Staying Ahead of the Curve
Asked by Webster about his wish list for where legislators and regulators should direct their attention, McCarthy said that the cryptocurrency space urgently needs guardrails.
Crypto regulation and frameworks would be useful. Meta’s reported winding down of its Diem project points out that as the metaverse takes shape, there will still be a need to purchase/monetize and pay over those networks.

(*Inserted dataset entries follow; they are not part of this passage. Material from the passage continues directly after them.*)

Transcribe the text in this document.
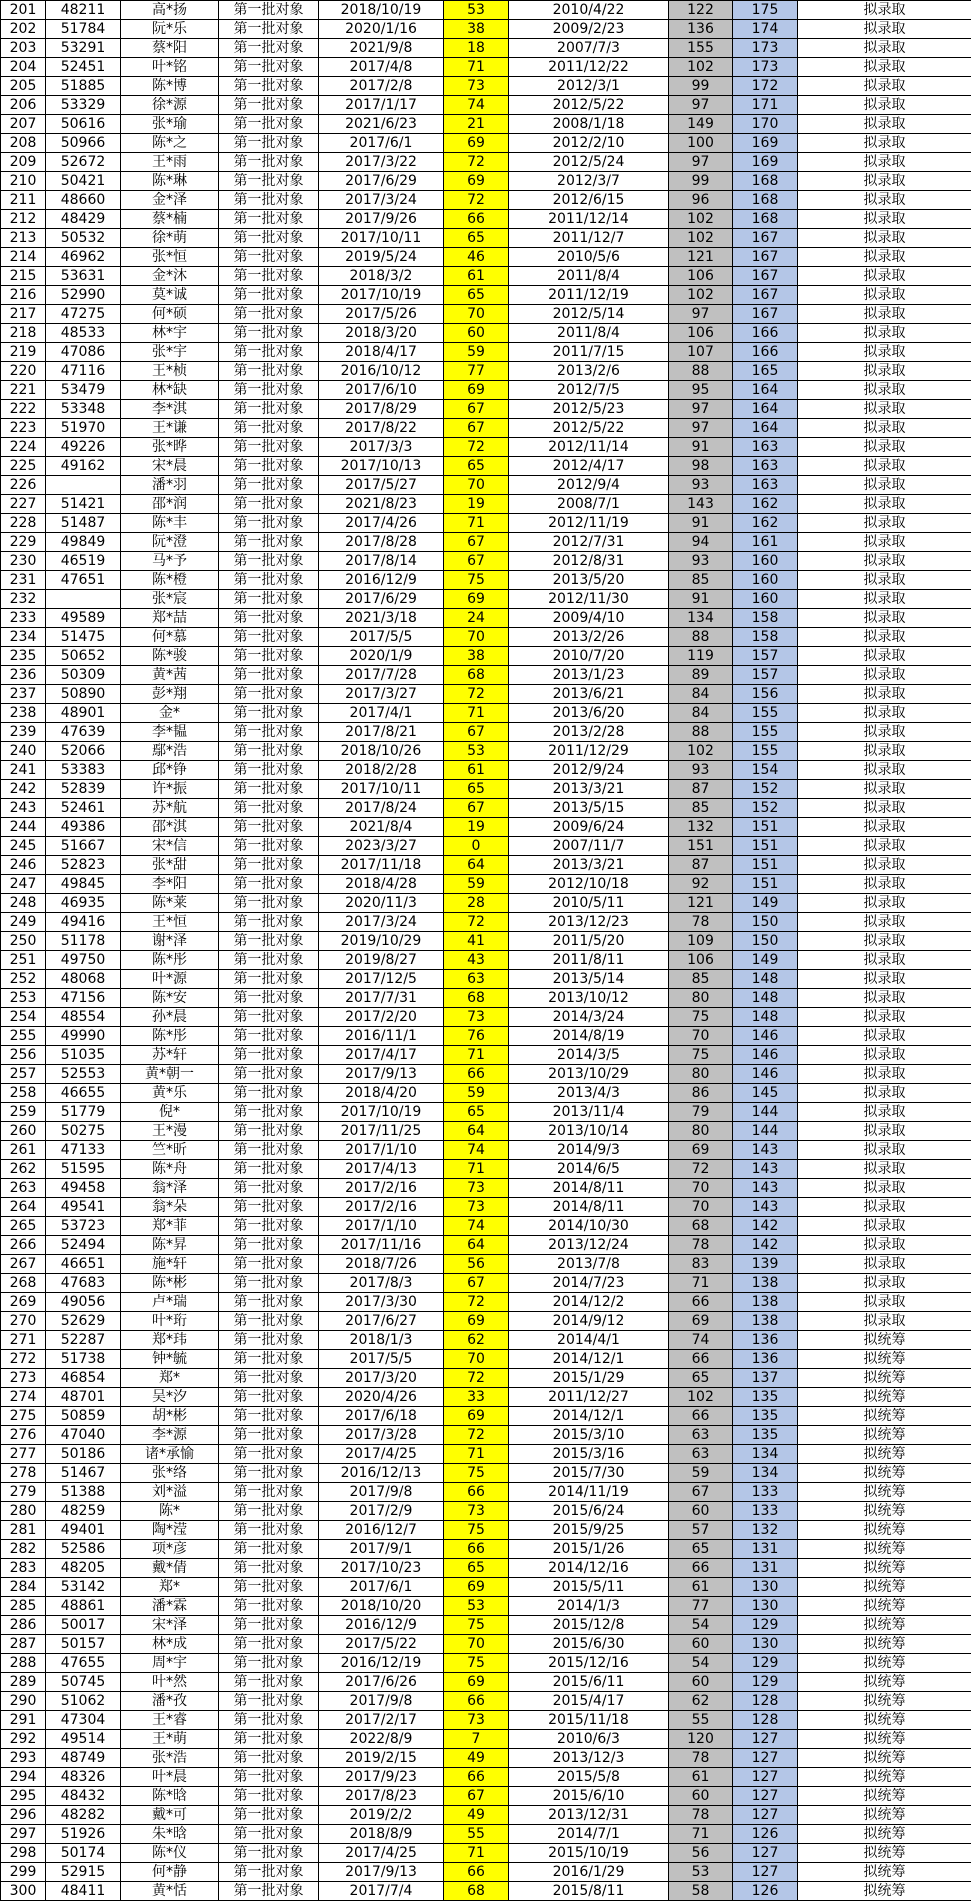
201	48211	高*扬	第一批对象	2018/10/19	53	2010/4/22	122	175	拟录取
202	51784	阮*乐	第一批对象	2020/1/16	38	2009/2/23	136	174	拟录取
203	53291	蔡*阳	第一批对象	2021/9/8	18	2007/7/3	155	173	拟录取
204	52451	叶*铭	第一批对象	2017/4/8	71	2011/12/22	102	173	拟录取
205	51885	陈*博	第一批对象	2017/2/8	73	2012/3/1	99	172	拟录取
206	53329	徐*源	第一批对象	2017/1/17	74	2012/5/22	97	171	拟录取
207	50616	张*瑜	第一批对象	2021/6/23	21	2008/1/18	149	170	拟录取
208	50966	陈*之	第一批对象	2017/6/1	69	2012/2/10	100	169	拟录取
209	52672	王*雨	第一批对象	2017/3/22	72	2012/5/24	97	169	拟录取
210	50421	陈*琳	第一批对象	2017/6/29	69	2012/3/7	99	168	拟录取
211	48660	金*泽	第一批对象	2017/3/24	72	2012/6/15	96	168	拟录取
212	48429	蔡*楠	第一批对象	2017/9/26	66	2011/12/14	102	168	拟录取
213	50532	徐*萌	第一批对象	2017/10/11	65	2011/12/7	102	167	拟录取
214	46962	张*恒	第一批对象	2019/5/24	46	2010/5/6	121	167	拟录取
215	53631	金*沐	第一批对象	2018/3/2	61	2011/8/4	106	167	拟录取
216	52990	莫*诚	第一批对象	2017/10/19	65	2011/12/19	102	167	拟录取
217	47275	何*硕	第一批对象	2017/5/26	70	2012/5/14	97	167	拟录取
218	48533	林*宇	第一批对象	2018/3/20	60	2011/8/4	106	166	拟录取
219	47086	张*宇	第一批对象	2018/4/17	59	2011/7/15	107	166	拟录取
220	47116	王*桢	第一批对象	2016/10/12	77	2013/2/6	88	165	拟录取
221	53479	林*缺	第一批对象	2017/6/10	69	2012/7/5	95	164	拟录取
222	53348	李*淇	第一批对象	2017/8/29	67	2012/5/23	97	164	拟录取
223	51970	王*谦	第一批对象	2017/8/22	67	2012/5/22	97	164	拟录取
224	49226	张*晔	第一批对象	2017/3/3	72	2012/11/14	91	163	拟录取
225	49162	宋*晨	第一批对象	2017/10/13	65	2012/4/17	98	163	拟录取
226		潘*羽	第一批对象	2017/5/27	70	2012/9/4	93	163	拟录取
227	51421	邵*润	第一批对象	2021/8/23	19	2008/7/1	143	162	拟录取
228	51487	陈*丰	第一批对象	2017/4/26	71	2012/11/19	91	162	拟录取
229	49849	阮*澄	第一批对象	2017/8/28	67	2012/7/31	94	161	拟录取
230	46519	马*予	第一批对象	2017/8/14	67	2012/8/31	93	160	拟录取
231	47651	陈*橙	第一批对象	2016/12/9	75	2013/5/20	85	160	拟录取
232		张*宸	第一批对象	2017/6/29	69	2012/11/30	91	160	拟录取
233	49589	郑*喆	第一批对象	2021/3/18	24	2009/4/10	134	158	拟录取
234	51475	何*慕	第一批对象	2017/5/5	70	2013/2/26	88	158	拟录取
235	50652	陈*骏	第一批对象	2020/1/9	38	2010/7/20	119	157	拟录取
236	50309	黄*茜	第一批对象	2017/7/28	68	2013/1/23	89	157	拟录取
237	50890	彭*翔	第一批对象	2017/3/27	72	2013/6/21	84	156	拟录取
238	48901	金*	第一批对象	2017/4/1	71	2013/6/20	84	155	拟录取
239	47639	李*韫	第一批对象	2017/8/21	67	2013/2/28	88	155	拟录取
240	52066	鄢*浩	第一批对象	2018/10/26	53	2011/12/29	102	155	拟录取
241	53383	邱*铮	第一批对象	2018/2/28	61	2012/9/24	93	154	拟录取
242	52839	许*振	第一批对象	2017/10/11	65	2013/3/21	87	152	拟录取
243	52461	苏*航	第一批对象	2017/8/24	67	2013/5/15	85	152	拟录取
244	49386	邵*淇	第一批对象	2021/8/4	19	2009/6/24	132	151	拟录取
245	51667	宋*信	第一批对象	2023/3/27	0	2007/11/7	151	151	拟录取
246	52823	张*甜	第一批对象	2017/11/18	64	2013/3/21	87	151	拟录取
247	49845	李*阳	第一批对象	2018/4/28	59	2012/10/18	92	151	拟录取
248	46935	陈*莱	第一批对象	2020/11/3	28	2010/5/11	121	149	拟录取
249	49416	王*恒	第一批对象	2017/3/24	72	2013/12/23	78	150	拟录取
250	51178	谢*泽	第一批对象	2019/10/29	41	2011/5/20	109	150	拟录取
251	49750	陈*彤	第一批对象	2019/8/27	43	2011/8/11	106	149	拟录取
252	48068	叶*源	第一批对象	2017/12/5	63	2013/5/14	85	148	拟录取
253	47156	陈*安	第一批对象	2017/7/31	68	2013/10/12	80	148	拟录取
254	48554	孙*晨	第一批对象	2017/2/20	73	2014/3/24	75	148	拟录取
255	49990	陈*彤	第一批对象	2016/11/1	76	2014/8/19	70	146	拟录取
256	51035	苏*轩	第一批对象	2017/4/17	71	2014/3/5	75	146	拟录取
257	52553	黄*朝一	第一批对象	2017/9/13	66	2013/10/29	80	146	拟录取
258	46655	黄*乐	第一批对象	2018/4/20	59	2013/4/3	86	145	拟录取
259	51779	倪*	第一批对象	2017/10/19	65	2013/11/4	79	144	拟录取
260	50275	王*漫	第一批对象	2017/11/25	64	2013/10/14	80	144	拟录取
261	47133	竺*昕	第一批对象	2017/1/10	74	2014/9/3	69	143	拟录取
262	51595	陈*舟	第一批对象	2017/4/13	71	2014/6/5	72	143	拟录取
263	49458	翁*泽	第一批对象	2017/2/16	73	2014/8/11	70	143	拟录取
264	49541	翁*朵	第一批对象	2017/2/16	73	2014/8/11	70	143	拟录取
265	53723	郑*菲	第一批对象	2017/1/10	74	2014/10/30	68	142	拟录取
266	52494	陈*昇	第一批对象	2017/11/16	64	2013/12/24	78	142	拟录取
267	46651	施*轩	第一批对象	2018/7/26	56	2013/7/8	83	139	拟录取
268	47683	陈*彬	第一批对象	2017/8/3	67	2014/7/23	71	138	拟录取
269	49056	卢*瑞	第一批对象	2017/3/30	72	2014/12/2	66	138	拟录取
270	52629	叶*珩	第一批对象	2017/6/27	69	2014/9/12	69	138	拟录取
271	52287	郑*玮	第一批对象	2018/1/3	62	2014/4/1	74	136	拟统筹
272	51738	钟*毓	第一批对象	2017/5/5	70	2014/12/1	66	136	拟统筹
273	46854	郑*	第一批对象	2017/3/20	72	2015/1/29	65	137	拟统筹
274	48701	吴*汐	第一批对象	2020/4/26	33	2011/12/27	102	135	拟统筹
275	50859	胡*彬	第一批对象	2017/6/18	69	2014/12/1	66	135	拟统筹
276	47040	李*源	第一批对象	2017/3/28	72	2015/3/10	63	135	拟统筹
277	50186	诸*承愉	第一批对象	2017/4/25	71	2015/3/16	63	134	拟统筹
278	51467	张*络	第一批对象	2016/12/13	75	2015/7/30	59	134	拟统筹
279	51388	刘*溢	第一批对象	2017/9/8	66	2014/11/19	67	133	拟统筹
280	48259	陈*	第一批对象	2017/2/9	73	2015/6/24	60	133	拟统筹
281	49401	陶*滢	第一批对象	2016/12/7	75	2015/9/25	57	132	拟统筹
282	52586	项*彦	第一批对象	2017/9/1	66	2015/1/26	65	131	拟统筹
283	48205	戴*倩	第一批对象	2017/10/23	65	2014/12/16	66	131	拟统筹
284	53142	郑*	第一批对象	2017/6/1	69	2015/5/11	61	130	拟统筹
285	48861	潘*霖	第一批对象	2018/10/20	53	2014/1/3	77	130	拟统筹
286	50017	宋*泽	第一批对象	2016/12/9	75	2015/12/8	54	129	拟统筹
287	50157	林*成	第一批对象	2017/5/22	70	2015/6/30	60	130	拟统筹
288	47655	周*宇	第一批对象	2016/12/19	75	2015/12/16	54	129	拟统筹
289	50745	叶*然	第一批对象	2017/6/26	69	2015/6/11	60	129	拟统筹
290	51062	潘*孜	第一批对象	2017/9/8	66	2015/4/17	62	128	拟统筹
291	47304	王*睿	第一批对象	2017/2/17	73	2015/11/18	55	128	拟统筹
292	49514	王*萌	第一批对象	2022/8/9	7	2010/6/3	120	127	拟统筹
293	48749	张*浩	第一批对象	2019/2/15	49	2013/12/3	78	127	拟统筹
294	48326	叶*晨	第一批对象	2017/9/23	66	2015/5/8	61	127	拟统筹
295	48432	陈*晗	第一批对象	2017/8/23	67	2015/6/10	60	127	拟统筹
296	48282	戴*可	第一批对象	2019/2/2	49	2013/12/31	78	127	拟统筹
297	51926	朱*晗	第一批对象	2018/8/9	55	2014/7/1	71	126	拟统筹
298	50174	陈*仪	第一批对象	2017/4/25	71	2015/10/19	56	127	拟统筹
299	52915	何*静	第一批对象	2017/9/13	66	2016/1/29	53	127	拟统筹
300	48411	黄*恬	第一批对象	2017/7/4	68	2015/8/11	58	126	拟统筹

Read more: Facebook Unloads Crypto Unit Diem to Silvergate Capital for $200M
As he said of Diem, “I thought the idea was a good one inside the closed loop, and the need doesn’t go away.” A framework that is easily digestible and understood can help ensure that companies operate well within their jurisdictions and tackle anti-money laundering (AML) and know your customer (KYC) best practices.
Across all of these sectors, from Big Tech to banking, said McCarthy, “regulators are a day late and more than a few dollars short on where the world is headed.”